Housing, Morial insisted, should be a “human right, and we’ve got to talk about it and not be afraid to talk about it in those terms.” More broadly, Morial called for having eradicating poverty as a “North Star” and for developing a progressive alternative to the right-wing Project 2025.

Morial’s comments were echoed by others. Alonzo Waheed, who is a senior program director at Equity and Transformation, a group founded by and run by formerly incarcerated people in Chicago, called for the establishment of a guaranteed income as a critical antipoverty intervention. In his own address, Van Tol also called for reducing the wealth gap, noting that, “It is clear to me that the wealth inequality we have is unsustainable.”

“We’ve become domesticated. We’ve forgotten that a tax status is not a movement.”

Building the Movement for the Long Haul

A third leading theme that conference speakers addressed involved how to advance the movement for racial and economic justice in the current period.

Taylor observed that, “The demonstrations from five years ago were extremely powerful and not enough.” Taylor called for introspection—ensuring that there is “space within our organizations to talk about why things are happening and what is it that we want to be different, what is it we are fighting for” and calling for developing “the bonds and connections of solidarity” among communities, which can be advanced in part by developing a clearer sense of common ideas and politics.

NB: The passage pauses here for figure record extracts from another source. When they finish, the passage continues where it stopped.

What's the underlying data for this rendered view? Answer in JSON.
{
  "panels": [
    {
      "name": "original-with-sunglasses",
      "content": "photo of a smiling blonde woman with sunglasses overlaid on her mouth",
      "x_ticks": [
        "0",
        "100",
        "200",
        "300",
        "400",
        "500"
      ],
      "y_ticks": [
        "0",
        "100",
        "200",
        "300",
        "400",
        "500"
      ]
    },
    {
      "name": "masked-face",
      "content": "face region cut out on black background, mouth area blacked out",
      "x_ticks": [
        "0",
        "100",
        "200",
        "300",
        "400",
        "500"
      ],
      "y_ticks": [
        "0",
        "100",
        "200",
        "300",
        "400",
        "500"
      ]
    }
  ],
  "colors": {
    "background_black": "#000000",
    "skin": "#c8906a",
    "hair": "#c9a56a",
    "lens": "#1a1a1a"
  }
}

Meanwhile, Van Tol called for a “return to a movement mentality,” noting that the community networks that comprise the network are full of what he called movement lions. “You have fought for liberty and justice for all…many of you have dedicated your lives to making this world a better place.” But, he added, “We’ve become domesticated. We’ve forgotten that a tax status is not a movement. In short, we’ve forgotten how to roar.”

Waheed, for his part, challenged the banks who helped sponsor and were present at the conference to take a stand for justice, noting, “We have financial institutions in this room. They are funding both sides. And our side is losing.”

Addressing the group of bankers at the conference, he added, “We are fighting for our lives. It is on your watch. What part are you going to play?”